Un homme dont on ne voit que les mains tient des seringues.

De nouveaux opioïdes sont de plus en plus répandus dans les échantillons analysés à Toronto. (Archives)

Photo : Radio-Canada / Ben Nelms

Radio-Canada

Plusieurs formes d'opioïdes synthétiques extrêmement puissants sont découvertes de plus en plus fréquemment dans des échantillons aléatoires des drogues trouvées dans les rues de Toronto. Selon certains experts, cette situation représente un risque accru de surdoses pour les consommateurs de drogues.

[Les drogues offertes sont] de plus en plus fortes et elles sont aussi complètement imprévisibles; les gens croient acheter un produit, mais se retrouvent avec quelque chose de différent, selon Karen McDonald, responsable du service de contrôle des drogues de Toronto affilié à l’hôpital St. Michael.

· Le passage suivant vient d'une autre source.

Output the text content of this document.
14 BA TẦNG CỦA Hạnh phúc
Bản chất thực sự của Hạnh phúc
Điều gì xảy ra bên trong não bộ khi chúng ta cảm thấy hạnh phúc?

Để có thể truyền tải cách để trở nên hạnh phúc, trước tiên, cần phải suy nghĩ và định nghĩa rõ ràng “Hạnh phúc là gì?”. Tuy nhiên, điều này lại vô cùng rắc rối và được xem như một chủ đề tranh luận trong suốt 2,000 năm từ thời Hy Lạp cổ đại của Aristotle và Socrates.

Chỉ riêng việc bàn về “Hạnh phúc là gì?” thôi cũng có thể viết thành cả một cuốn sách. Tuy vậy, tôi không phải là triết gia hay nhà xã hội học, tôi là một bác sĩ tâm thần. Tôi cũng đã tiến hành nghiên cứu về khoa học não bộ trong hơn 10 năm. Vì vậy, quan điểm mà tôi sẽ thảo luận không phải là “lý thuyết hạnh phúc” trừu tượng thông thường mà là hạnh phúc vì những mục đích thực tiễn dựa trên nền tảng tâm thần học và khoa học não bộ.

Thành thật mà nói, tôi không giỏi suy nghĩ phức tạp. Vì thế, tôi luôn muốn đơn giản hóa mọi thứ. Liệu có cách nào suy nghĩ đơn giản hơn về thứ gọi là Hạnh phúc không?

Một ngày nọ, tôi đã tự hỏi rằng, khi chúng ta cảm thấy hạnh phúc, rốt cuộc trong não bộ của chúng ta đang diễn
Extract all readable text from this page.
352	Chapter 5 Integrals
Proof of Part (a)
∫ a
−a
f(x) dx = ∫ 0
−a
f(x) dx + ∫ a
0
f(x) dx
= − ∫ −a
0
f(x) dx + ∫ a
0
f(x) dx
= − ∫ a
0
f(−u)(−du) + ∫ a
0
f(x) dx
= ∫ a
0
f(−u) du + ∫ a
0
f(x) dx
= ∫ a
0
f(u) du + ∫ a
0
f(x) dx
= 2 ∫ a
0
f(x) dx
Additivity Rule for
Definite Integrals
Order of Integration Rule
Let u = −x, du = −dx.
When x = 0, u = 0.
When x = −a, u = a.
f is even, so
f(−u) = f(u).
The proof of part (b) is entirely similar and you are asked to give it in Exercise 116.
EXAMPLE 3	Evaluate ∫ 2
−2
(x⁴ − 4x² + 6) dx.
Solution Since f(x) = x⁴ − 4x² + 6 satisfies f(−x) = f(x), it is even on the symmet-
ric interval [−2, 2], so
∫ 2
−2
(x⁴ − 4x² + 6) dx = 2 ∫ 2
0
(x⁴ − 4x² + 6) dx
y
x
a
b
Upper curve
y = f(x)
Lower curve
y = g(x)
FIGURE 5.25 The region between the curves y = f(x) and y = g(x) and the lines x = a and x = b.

Des d'opioïdes comme l'étonitazépyne, le métonitazène et l'isotonitazène se retrouvent de plus en plus dans les drogues découvertes à Toronto.

Les gens sont placés dans une situation terrible, selon elle.

Ces nouvelles drogues sont de plus en plus répandues et le nombre de surdoses mortelles est en augmentation.

Selon un rapport de santé publique du mois dernier, Toronto a connu 521 décès confirmés par surdose d'opioïdes en 2020, soit 78 % de plus qu'en 2019 et 280 % de plus qu'en 2015.

Le nombre de surdoses d'opioïdes mortelles présumées auxquelles les ambulanciers paramédicaux ont assisté a également augmenté depuis le début de la pandémie de COVID-19 en mars 2020. Avant la pandémie, les ambulanciers paramédicaux assistaient en moyenne à 13 appels par mois, mais ce nombre a doublé pour atteindre 26 appels mortels par mois en 2020.

Selon les statistiques de la Ville, les ambulanciers paramédicaux ont dû répondre à 448 appels en raison de possibles surdoses - mortelles ou non - le mois dernier, ce qui est bien supérieur aux 202 appels observés en juin de l'année dernière.

On ne sait pas exactement combien de surdoses sont liées à la prolifération de ces nouvelles drogues.

La pandémie a créé des obstacles aux services

Nick Boyce, directeur de l'Ontario Harm Reduction Network, s’est dit peu surpris de l’augmentation du nombre de surdoses. Selon lui, les lois fédérales qui rendent illégales ces drogues créent un marché noir qui est volatil.

Il y a toujours eu un élément de risque lorsque vous utilisez des drogues non réglementées. Si nous réglementions ces drogues et que nous permettions aux consommateurs d’avoir des drogues d’une qualité connue et constante, nous ne verrions pas ces surdoses, a-t-il dit.

De même, un rapport de la santé publique de Toronto demandait le mois dernier à la ministre fédérale de la Santé, Patty Hajdu, d'user de son autorité pour décriminaliser l'usage personnel de toutes les drogues, déclarer une urgence nationale de santé publique et élaborer un plan pancanadien de lutte contre les surdoses.

Mme McDonald souligne que l'émergence même de ces drogues n’est probablement pas directement liée à la pandémie.

L'approvisionnement en drogues non réglementées s'est aggravé de plus en plus au cours des dernières années, et nous le voyons directement à cause de l'augmentation des surdoses, a-t-elle déclaré.

Or, selon elle, la pandémie a mis des barrières entre les gens qui offrent les services et ceux qui en ont besoin.

Le principal conseil de réduction des risques est de ne pas consommer seul, mais les [règles sanitaires] nous ont demandé de rester à la maison. Il y a donc un conflit direct, a-t-elle déclaré.